Non-development: The term 'non-development expenditure' is inappropriate. It should be replaced with a term like 'fiscal expenditure' or 'public expenses.' The word, non-development, does injustice to modern development economics when it sits before 'expenditure.' A lot more unpalatable is the case when 'non-development' lies before 'capital expenditure.' It does not convince us that capital expenditure is guaranteed to be non-developmental. Many things outside the annual development programme can be developmental too. Development does not mean investing only on, say, roads and highways. Helping institutions or facilitating our cultural life is also developmental. If a good pay can improve someone's health and thus productivity, we can still call it 'revenue expenditure,' but no one should brand it as 'non-developmental.' Revenue and capital expenses help an economy grow by augmenting its consumption and investment.  And growth is the main driver of development. When there is a whole host of items in the revenue and capital expenditure that contributes to development both directly and indirectly, the word 'non-development' sounds improper in the budget.
Point-to-point: The measure of point-to-point inflation is confusing to ordinary people. It gives a partial picture because it measures the change in the price level of the same month, say June, of two consecutive years. The best measure is the average of the last 12 months' inflation. Point-to-point inflation may be a good indicator for the central bank to understand the direction of inflation, but not a solid picture of it. Often, point-to-point inflation can be lower than the 12-month average inflation. Then some policymakers may use this number in an opportunistic way, camouflaging the real picture.  It is always better not to burden the budget speech with economic jargon and technical terms.
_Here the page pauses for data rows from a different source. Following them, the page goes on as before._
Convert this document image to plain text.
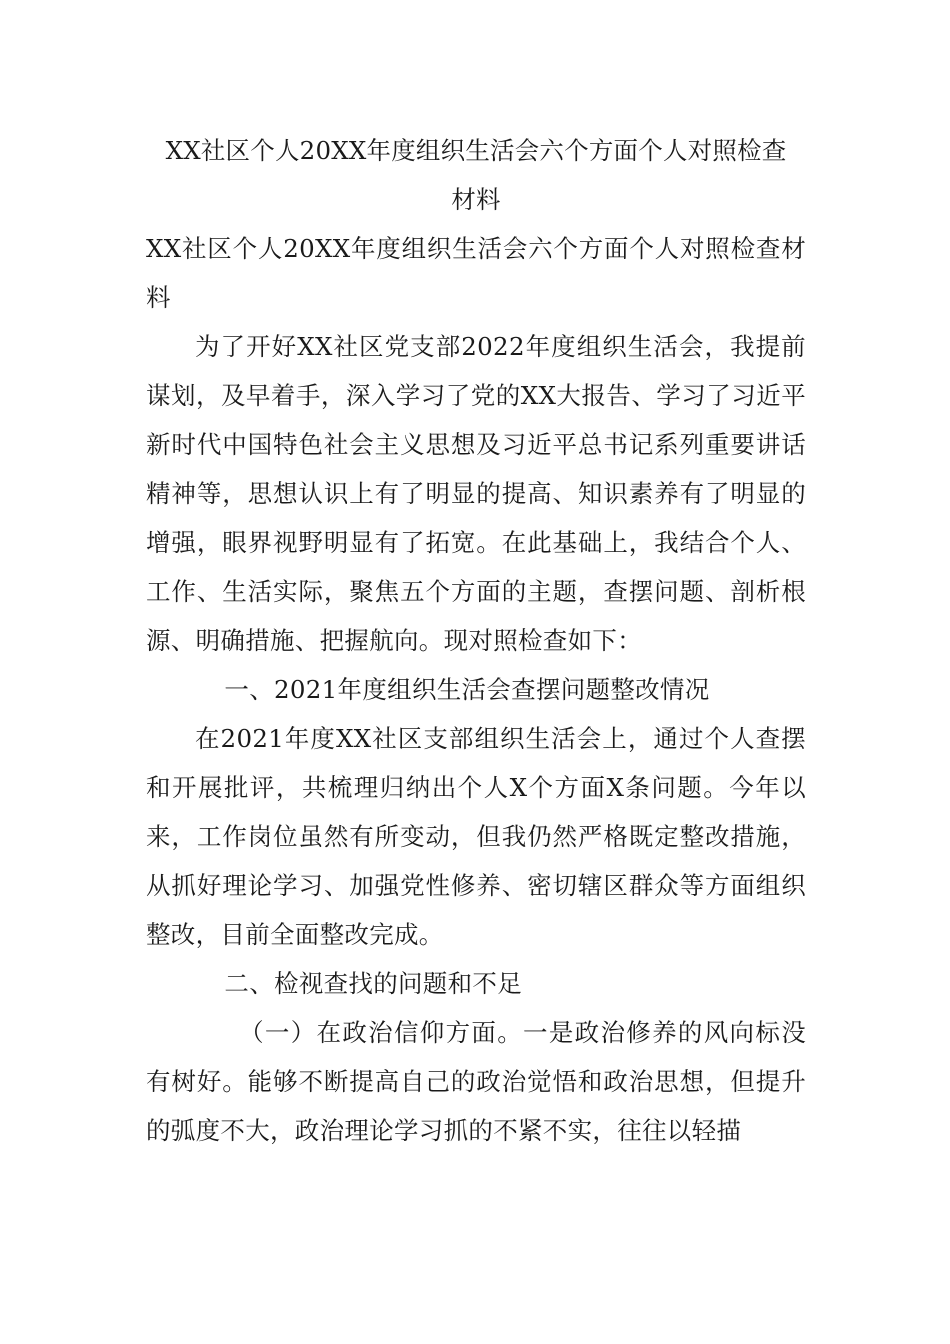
XX社区个人20XX年度组织生活会六个方面个人对照检查
材料

XX社区个人20XX年度组织生活会六个方面个人对照检查材料

为了开好XX社区党支部2022年度组织生活会，我提前谋划，及早着手，深入学习了党的XX大报告、学习了习近平新时代中国特色社会主义思想及习近平总书记系列重要讲话精神等，思想认识上有了明显的提高、知识素养有了明显的增强，眼界视野明显有了拓宽。在此基础上，我结合个人、工作、生活实际，聚焦五个方面的主题，查摆问题、剖析根源、明确措施、把握航向。现对照检查如下：

一、2021年度组织生活会查摆问题整改情况

在2021年度XX社区支部组织生活会上，通过个人查摆和开展批评，共梳理归纳出个人X个方面X条问题。今年以来，工作岗位虽然有所变动，但我仍然严格既定整改措施，从抓好理论学习、加强党性修养、密切辖区群众等方面组织整改，目前全面整改完成。

二、检视查找的问题和不足

（一）在政治信仰方面。一是政治修养的风向标没有树好。能够不断提高自己的政治觉悟和政治思想，但提升的弧度不大，政治理论学习抓的不紧不实，往往以轻描
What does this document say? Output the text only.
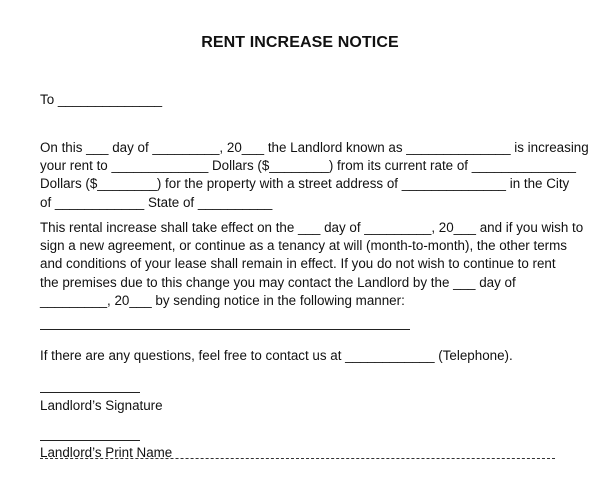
RENT INCREASE NOTICE
To ______________
On this ___ day of _________, 20___ the Landlord known as ______________ is increasing
your rent to _____________ Dollars ($________) from its current rate of ______________
Dollars ($________) for the property with a street address of ______________ in the City
of ____________ State of __________
This rental increase shall take effect on the ___ day of _________, 20___ and if you wish to
sign a new agreement, or continue as a tenancy at will (month-to-month), the other terms
and conditions of your lease shall remain in effect. If you do not wish to continue to rent
the premises due to this change you may contact the Landlord by the ___ day of
_________, 20___ by sending notice in the following manner:
If there are any questions, feel free to contact us at ____________ (Telephone).
Landlord’s Signature
Landlord’s Print Name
It should be made farmer-friendly as much as possible.  
Poor: On page 7 of the budget speech, the finance minister said, “……in a poor country like ours, we need more time to ensure overall social security.” While the minister's patriotic intent is beyond doubt, his inadvertent use of the word, 'poor' is self-degrading. Nowadays, even developed countries dare not call us 'poor.' They rather define us as 'developing.' Gone are the days when Western snobs labeled us as 'a basket case,' 'a third-world nation,' or 'poor.' Gone are the days when 70% people lived below the poverty line in our country in the stagnant 1980s.  Now the number is below 30% and it ebbs every day. Today, Bangladesh is a growth generator, aspiring to be a middle-income nation, and no longer 'poor.'
Taka in crore: In this age of globalisation, we should let global readers understand our national documents easily. The conversion of taka figures into US dollars and using million or billion where needed instead of crore seem necessary, particularly in the English version of the budget.  Adding a separate page of acronyms in the appendix would be much appreciated.
Speech length: It is a relief that the finance minister kept his speech shorter than before. Now the budget speech has gone below 100 pages including tables. Still there is room for reducing its obesity. Political rhetoric can be shortened if it is not possible to delete. The table of contents is superfluous. Why is the 'Vision 2021,'which is broader than a five-year plan in perspective, inserted in the budget that is invariably an annual statement? We do not include a five-year plan in a yearly document.

The writer is Associate Professor of Economics at the State University of New York at Cortland.